Il maestro Andrzej Wajda, che ha ricevuto un Oscar alla carriera nel 2000, nasce nel 1926 a Suwalki e combatte giovanissimo contro i tedeschi anche per onorare il padre, uno dei famosi ufficiali della cavalleria nazionale caduti all’alba dell’invasione hitleriana. Allievo della Scuola di cinematografia di Lodz, si fa le ossa collaborando col prestigioso regista Aleksander Ford che gli offre ben presto la chance di esordire con Generazione (1955), un risentito identikit generazionale gremito d’insofferenza nei riguardi del mondo degli adulti e del loro tronfio patriottismo. Diventato inscindibile dal vigoroso attore Zbigniew Cybulski, protagonista del capolavoro Cenere e diamanti (1958) che coniuga magistralmente una visionarietà fantasmatica e barocca con la stringatezza di un mystery hollywoodiano, è duramente colpito dalla morte di quest’ultimo in un incidente ferroviario, tanto da dedicare alla sua fine uno dei suoi titoli più celebrati, il complesso intreccio tra realtà e fiction intitolato Tutto in vendita (1969). Divenuto un beniamino dei festival più autorevoli, dirige negli anni Settanta film importanti e intensi, non di rado impregnati di una letterarietà non puramente illustrativa, come Paesaggio dopo la battaglia, Il bosco di betulle, Le nozze, La linea d’ombra o La classe morta, ricoprendo cariche numerose e prestigiose nelle istituzioni cinematografiche polacche pur senza piegarsi a farsi docile portavoce degli ipotetici interessi nazionali.

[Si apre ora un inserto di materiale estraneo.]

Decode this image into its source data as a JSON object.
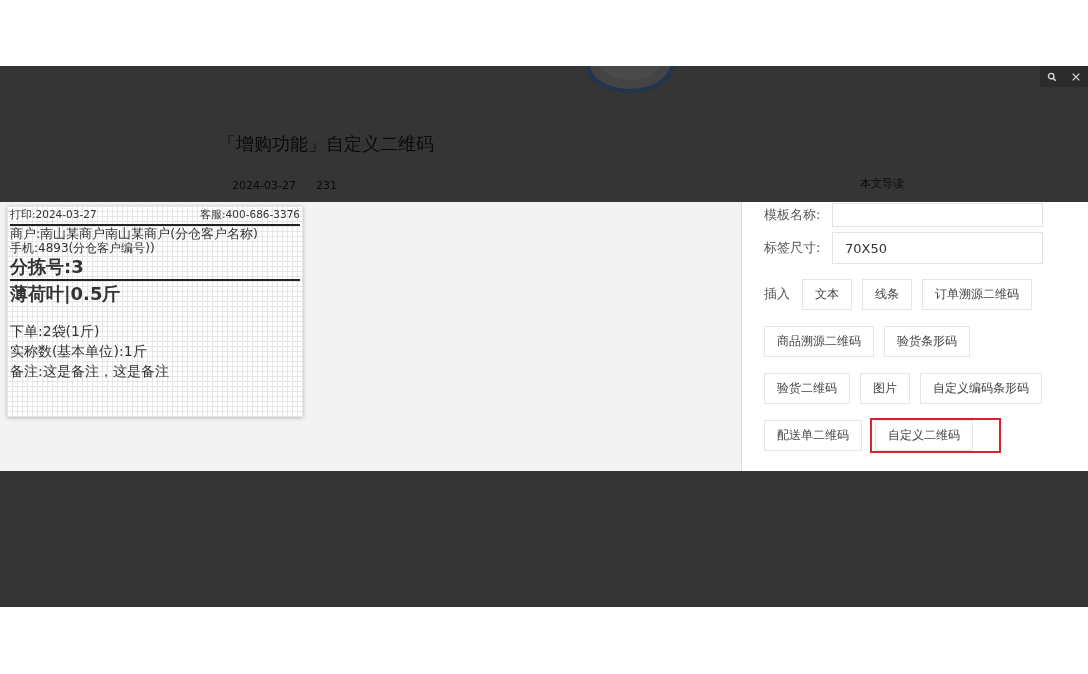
{
  "background_page": {
    "title": "「增购功能」自定义二维码",
    "date": "2024-03-27",
    "views": "231",
    "toc_heading": "本文导读"
  },
  "label_preview": {
    "print_date": "打印:2024-03-27",
    "service": "客服:400-686-3376",
    "merchant": "商户:南山某商户南山某商户(分仓客户名称)",
    "phone": "手机:4893(分仓客户编号))",
    "sort_number": "分拣号:3",
    "product": "薄荷叶|0.5斤",
    "lines": [
      "下单:2袋(1斤)",
      "实称数(基本单位):1斤",
      "备注:这是备注，这是备注"
    ]
  },
  "editor": {
    "template_name": {
      "label": "模板名称:"
    },
    "label_size": {
      "label": "标签尺寸:",
      "value": "70X50"
    },
    "insert_label": "插入",
    "button_rows": [
      [
        {
          "label": "文本",
          "selected": false
        },
        {
          "label": "线条",
          "selected": false
        },
        {
          "label": "订单溯源二维码",
          "selected": false
        }
      ],
      [
        {
          "label": "商品溯源二维码",
          "selected": false
        },
        {
          "label": "验货条形码",
          "selected": false
        }
      ],
      [
        {
          "label": "验货二维码",
          "selected": false
        },
        {
          "label": "图片",
          "selected": false
        },
        {
          "label": "自定义编码条形码",
          "selected": false
        }
      ],
      [
        {
          "label": "配送单二维码",
          "selected": false
        },
        {
          "label": "自定义二维码",
          "selected": true
        }
      ]
    ]
  }
}
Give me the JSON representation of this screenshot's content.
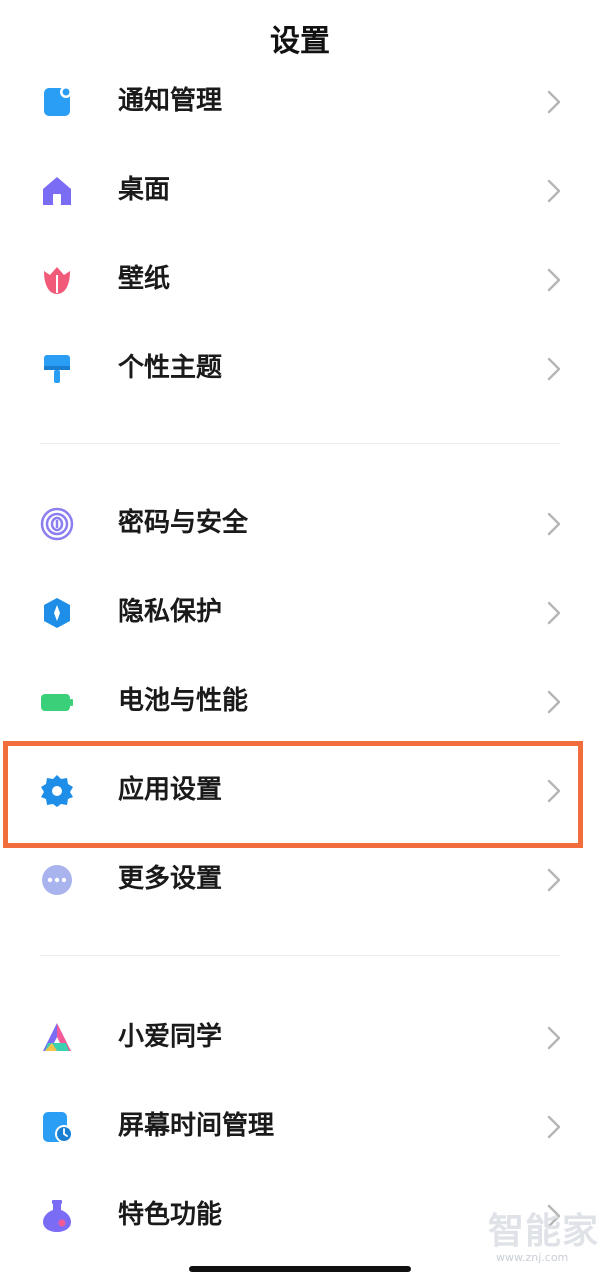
{
  "header": {
    "title": "设置"
  },
  "groups": {
    "personalization": [
      {
        "label": "通知管理",
        "icon": "notification-icon"
      },
      {
        "label": "桌面",
        "icon": "home-icon"
      },
      {
        "label": "壁纸",
        "icon": "tulip-icon"
      },
      {
        "label": "个性主题",
        "icon": "paintbrush-icon"
      }
    ],
    "system": [
      {
        "label": "密码与安全",
        "icon": "fingerprint-icon"
      },
      {
        "label": "隐私保护",
        "icon": "privacy-shield-icon"
      },
      {
        "label": "电池与性能",
        "icon": "battery-icon"
      },
      {
        "label": "应用设置",
        "icon": "gear-icon"
      },
      {
        "label": "更多设置",
        "icon": "more-dots-icon"
      }
    ],
    "services": [
      {
        "label": "小爱同学",
        "icon": "xiaoai-icon"
      },
      {
        "label": "屏幕时间管理",
        "icon": "screen-time-icon"
      },
      {
        "label": "特色功能",
        "icon": "flask-icon"
      }
    ]
  },
  "colors": {
    "highlight": "#f36c3c",
    "notification": "#2a9df4",
    "home": "#7b6cf6",
    "tulip": "#f25a7a",
    "paintbrush": "#2a9df4",
    "fingerprint": "#8b7ff0",
    "privacy": "#1e8ee8",
    "battery": "#3ad07a",
    "gear": "#1e8ee8",
    "more": "#a9b4ee",
    "screen_time": "#2a9df4",
    "flask": "#7b6cf6"
  },
  "watermark": {
    "text": "智能家",
    "url": "www.znj.com"
  }
}
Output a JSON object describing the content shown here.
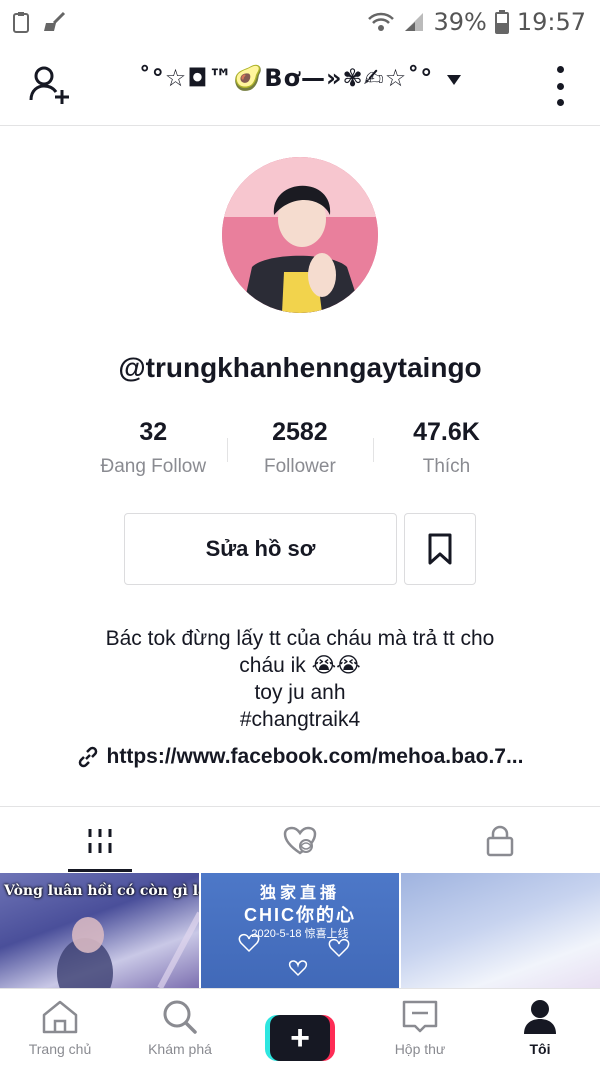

La gestione di uno stile personale, attirato sia dal realismo poetico sia dal gusto dissacrante della distorsione grottesca, non trasforma certo Andrzej Wajda in un dominatore del box-office, tanto che in patria sembra a tratti raggiungere il massimo della popolarità prevalentemente nelle plurime esperienze di regista teatrale, ma la vittoria al festival di Mosca 1975 ex aequo con Scola e Kurosawa di La terra della grande promessa e il succitato scoop di L’uomo di marmo lo riportano al centro del panorama cinematografico internazionale. Sull ‘abbrivio dello shock procurato con L’uomo di ferro, l’anziano Andrzej Wajda  gira successivamente titoli che non hanno nulla di senile come Un amore in Germania e Dottor Korczak, Walesa (con la Omaggio perfetta nella parte della Fallaci) e soprattutto i veementi Danton e Katyn che ribadiscono la sua fede in un asciutto pessimismo che ripudia tutti i falsi balsami redentoristici imposti alle masse nel vecchio e nuovo secolo. Ed è dunque triste che all’imminente festival di Roma passerà, come se fosse stato preventivato un tempestivo omaggio, il suo ultimo film Afterimage.